社畜編
深夜二時、オフィスに響くのはキーボードを叩く音と、壊れかけの加湿器が放つ虚しい蒸気の音だけだった。
山田は充血した目でモニターを見つめ、ふと、先日SNSで流れてきた著名な経営者の言葉を思い出した。
「もし君が今、働いているのだとすれば、君は休みの中にいない。そして、休みの中にいないということは、君は働いているということなんだ」
その言葉の圧倒的な「正しさ」に、山田の指は止まった。彼は椅子にもたれかかり、一つの深淵なる結論に達した。
――自分がこのメールを送信しない限り、メールは未送信のままなのだという事実に。
「そうか。送れば、届く。送らなければ、届かない。世界はこれほどまでにシンプルだったのか」
山田が独りごちたその時、背後から音もなく上司の佐藤部長が現れた。部長の目は死んだ魚のように濁っていたが、その口調には不思議な説得力があった。
「山田君、悩んでいるようだね。いいかい、覚えておきなさい。もし君が仕事を終わらせることができれば、その仕事は終わる。しかし、終わらせることができなければ、その仕事は未完のまま君の前に残り続けるんだ。なぜなら、完了した仕事とは、もはや未完了ではない仕事のことだからだよ」
山田はこの言葉に、雷に打たれたような衝撃を受けた。
「部長……では、私はどうすればいいのでしょうか?」
部長は窓の外の暗闇を指差した。
「もし、終電がもう行ってしまったのなら、君は終電に乗ることはできない。しかし、始発がまだ来ていないのであれば、君はまだ始発に乗ることもできない。つまり、君は『今』という時間に、ここにいるということだ。ここにいる限り、君は別の場所にはいない。それが、出社というものの本質なんだよ」
山田の頬を涙が伝った。前へ進むためには、後ろに下がってはいけないのだ。彼は、さらなる高みを目指すべく、会社の地下にある給湯室へと向かった。
そこには「会社の聖者」と呼ばれる、勤続三十年の清掃員がいた。
聖者は茶殻を捨てながら、静かに説いた。
「いいですか。
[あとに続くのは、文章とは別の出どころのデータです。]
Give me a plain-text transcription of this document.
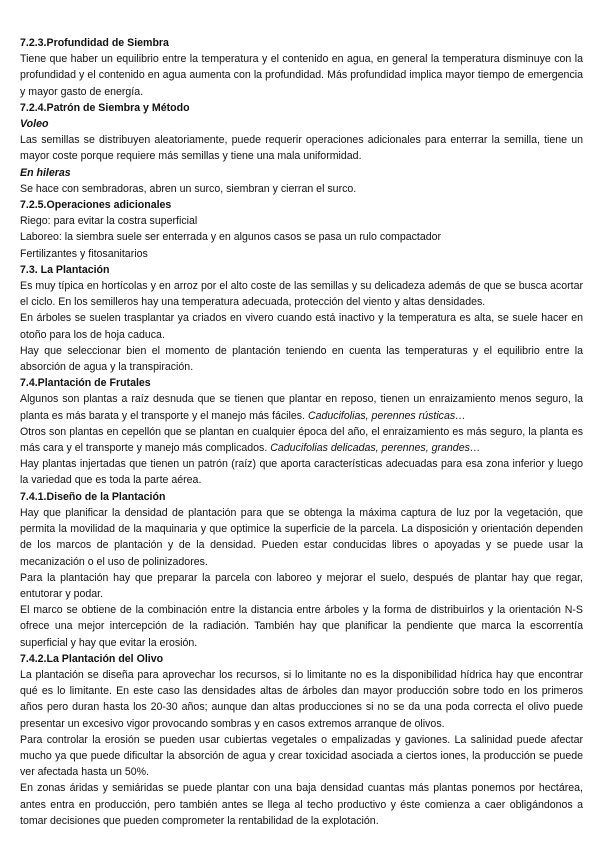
7.2.3.Profundidad de Siembra

Tiene que haber un equilibrio entre la temperatura y el contenido en agua, en general la temperatura disminuye con la profundidad y el contenido en agua aumenta con la profundidad. Más profundidad implica mayor tiempo de emergencia y mayor gasto de energía.

7.2.4.Patrón de Siembra y Método
Voleo

Las semillas se distribuyen aleatoriamente, puede requerir operaciones adicionales para enterrar la semilla, tiene un mayor coste porque requiere más semillas y tiene una mala uniformidad.

En hileras

Se hace con sembradoras, abren un surco, siembran y cierran el surco.

7.2.5.Operaciones adicionales

Riego: para evitar la costra superficial

Laboreo: la siembra suele ser enterrada y en algunos casos se pasa un rulo compactador

Fertilizantes y fitosanitarios

7.3. La Plantación

Es muy típica en hortícolas y en arroz por el alto coste de las semillas y su delicadeza además de que se busca acortar el ciclo. En los semilleros hay una temperatura adecuada, protección del viento y altas densidades.

En árboles se suelen trasplantar ya criados en vivero cuando está inactivo y la temperatura es alta, se suele hacer en otoño para los de hoja caduca.

Hay que seleccionar bien el momento de plantación teniendo en cuenta las temperaturas y el equilibrio entre la absorción de agua y la transpiración.

7.4.Plantación de Frutales

Algunos son plantas a raíz desnuda que se tienen que plantar en reposo, tienen un enraizamiento menos seguro, la planta es más barata y el transporte y el manejo más fáciles. Caducifolias, perennes rústicas…

Otros son plantas en cepellón que se plantan en cualquier época del año, el enraizamiento es más seguro, la planta es más cara y el transporte y manejo más complicados. Caducifolias delicadas, perennes, grandes…

Hay plantas injertadas que tienen un patrón (raíz) que aporta características adecuadas para esa zona inferior y luego la variedad que es toda la parte aérea.

7.4.1.Diseño de la Plantación

Hay que planificar la densidad de plantación para que se obtenga la máxima captura de luz por la vegetación, que permita la movilidad de la maquinaria y que optimice la superficie de la parcela. La disposición y orientación dependen de los marcos de plantación y de la densidad. Pueden estar conducidas libres o apoyadas y se puede usar la mecanización o el uso de polinizadores.

Para la plantación hay que preparar la parcela con laboreo y mejorar el suelo, después de plantar hay que regar, entutorar y podar.

El marco se obtiene de la combinación entre la distancia entre árboles y la forma de distribuirlos y la orientación N-S ofrece una mejor intercepción de la radiación. También hay que planificar la pendiente que marca la escorrentía superficial y hay que evitar la erosión.

7.4.2.La Plantación del Olivo

La plantación se diseña para aprovechar los recursos, si lo limitante no es la disponibilidad hídrica hay que encontrar qué es lo limitante. En este caso las densidades altas de árboles dan mayor producción sobre todo en los primeros años pero duran hasta los 20-30 años; aunque dan altas producciones si no se da una poda correcta el olivo puede presentar un excesivo vigor provocando sombras y en casos extremos arranque de olivos.

Para controlar la erosión se pueden usar cubiertas vegetales o empalizadas y gaviones. La salinidad puede afectar mucho ya que puede dificultar la absorción de agua y crear toxicidad asociada a ciertos iones, la producción se puede ver afectada hasta un 50%.

En zonas áridas y semiáridas se puede plantar con una baja densidad cuantas más plantas ponemos por hectárea, antes entra en producción, pero también antes se llega al techo productivo y éste comienza a caer obligándonos a tomar decisiones que pueden comprometer la rentabilidad de la explotación.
給料をもらっているということは、あなたには収入があるということです。もし給料がゼロであれば、あなたの収入はゼロになるでしょう。不満があるのなら、満足していないということです。そして、満足していない状態というのは、幸せではない状態のことなのです」
山田は問いかけた。「聖者よ、どうすればこの苦しみから逃れられるのでしょうか?」
聖者は優しく微笑んだ。
「辞表を出せば、あなたは退職します。しかし、辞表を出さなければ、あなたは在職し続けます。もし会社を辞めたなら、あなたはもうこの会社の社員ではありません。しかし、辞めない限り、あなたはいつまでも社員なのです。朝が来れば夜は明け、太陽が昇れば明るくなります。そして、明るいということは、暗くないということなのです」
山田はついに、真理の全貌を理解した。
今、目の前にあるキーボードを叩けば、文字が入力される。叩かなければ、画面は白いままだ。
そして、もし明日も会社に来れば、自分は明日も会社にいることになるのだ。
***
翌朝、同僚たちが死相を浮かべて出社してくると、山田は晴れやかな顔でデスクに座っていた。
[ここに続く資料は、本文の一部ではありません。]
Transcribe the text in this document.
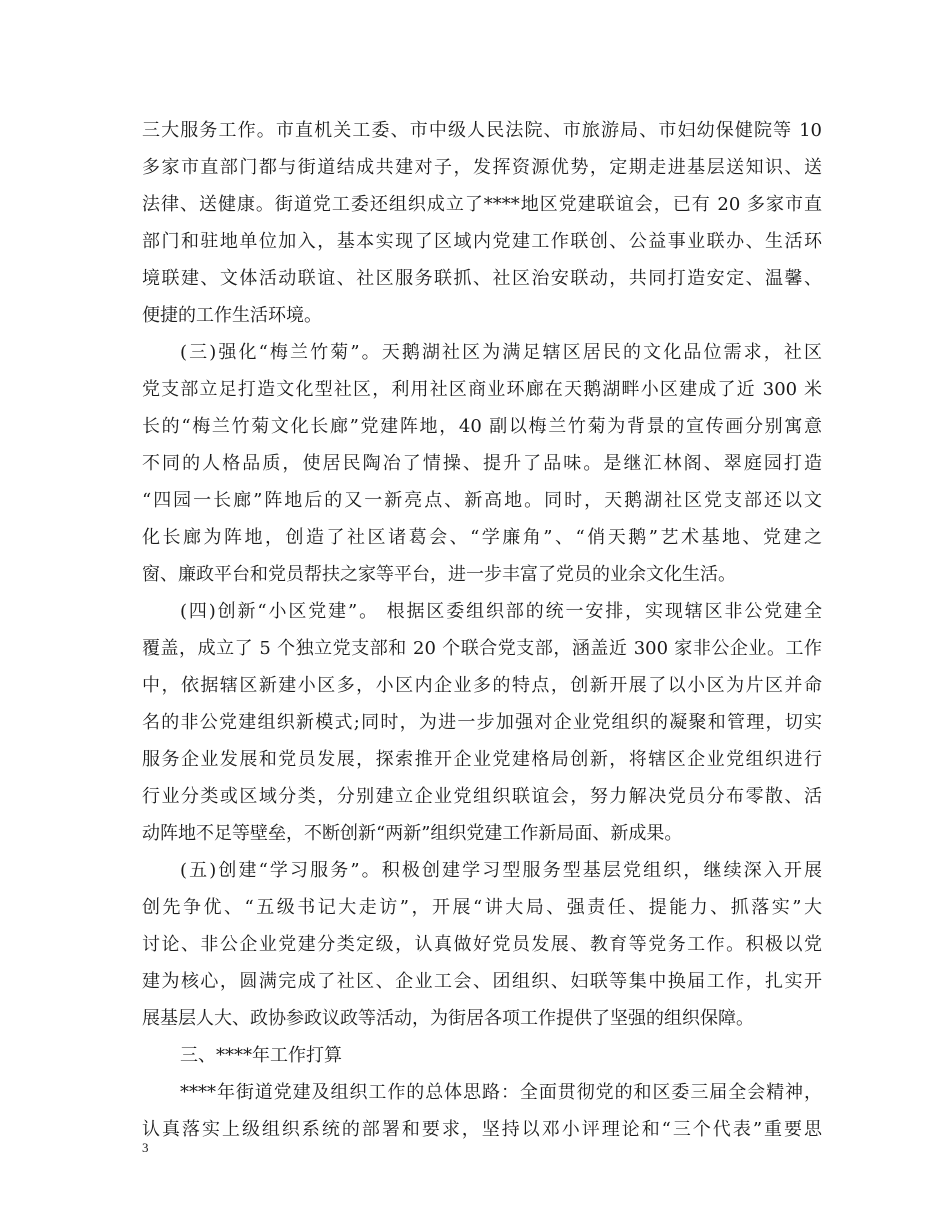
三大服务工作。市直机关工委、市中级人民法院、市旅游局、市妇幼保健院等 10
多家市直部门都与街道结成共建对子，发挥资源优势，定期走进基层送知识、送
法律、送健康。街道党工委还组织成立了****地区党建联谊会，已有 20 多家市直
部门和驻地单位加入，基本实现了区域内党建工作联创、公益事业联办、生活环
境联建、文体活动联谊、社区服务联抓、社区治安联动，共同打造安定、温馨、
便捷的工作生活环境。
(三)强化“梅兰竹菊”。天鹅湖社区为满足辖区居民的文化品位需求，社区
党支部立足打造文化型社区，利用社区商业环廊在天鹅湖畔小区建成了近 300 米
长的“梅兰竹菊文化长廊”党建阵地，40 副以梅兰竹菊为背景的宣传画分别寓意
不同的人格品质，使居民陶冶了情操、提升了品味。是继汇林阁、翠庭园打造
“四园一长廊”阵地后的又一新亮点、新高地。同时，天鹅湖社区党支部还以文
化长廊为阵地，创造了社区诸葛会、“学廉角”、“俏天鹅”艺术基地、党建之
窗、廉政平台和党员帮扶之家等平台，进一步丰富了党员的业余文化生活。
(四)创新“小区党建”。 根据区委组织部的统一安排，实现辖区非公党建全
覆盖，成立了 5 个独立党支部和 20 个联合党支部，涵盖近 300 家非公企业。工作
中，依据辖区新建小区多，小区内企业多的特点，创新开展了以小区为片区并命
名的非公党建组织新模式;同时，为进一步加强对企业党组织的凝聚和管理，切实
服务企业发展和党员发展，探索推开企业党建格局创新，将辖区企业党组织进行
行业分类或区域分类，分别建立企业党组织联谊会，努力解决党员分布零散、活
动阵地不足等壁垒，不断创新“两新”组织党建工作新局面、新成果。
(五)创建“学习服务”。积极创建学习型服务型基层党组织，继续深入开展
创先争优、“五级书记大走访”，开展“讲大局、强责任、提能力、抓落实”大
讨论、非公企业党建分类定级，认真做好党员发展、教育等党务工作。积极以党
建为核心，圆满完成了社区、企业工会、团组织、妇联等集中换届工作，扎实开
展基层人大、政协参政议政等活动，为街居各项工作提供了坚强的组织保障。
三、****年工作打算
****年街道党建及组织工作的总体思路：全面贯彻党的和区委三届全会精神，
认真落实上级组织系统的部署和要求，坚持以邓小评理论和“三个代表”重要思
3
「みんな、聞いてくれ! 僕は気づいたんだ。もし、残業代が出ないのであれば、その残業はサービス残業になる。そして、サービス残業をしている時、僕たちはタダで働いているんだ! つまり、お金をもらわずに働くということは、ボランティアと同じなんだよ!」
同僚たちは一斉に立ち上がり、割れんばかりの拍手を送った。中には感動のあまり、持っていたエナジードリンクをこぼす者さえいた。
「素晴らしい! まさに真理だ!」
「論理的すぎて、反論の余地がない!」
山田は満足げに頷き、再びモニターに向かった。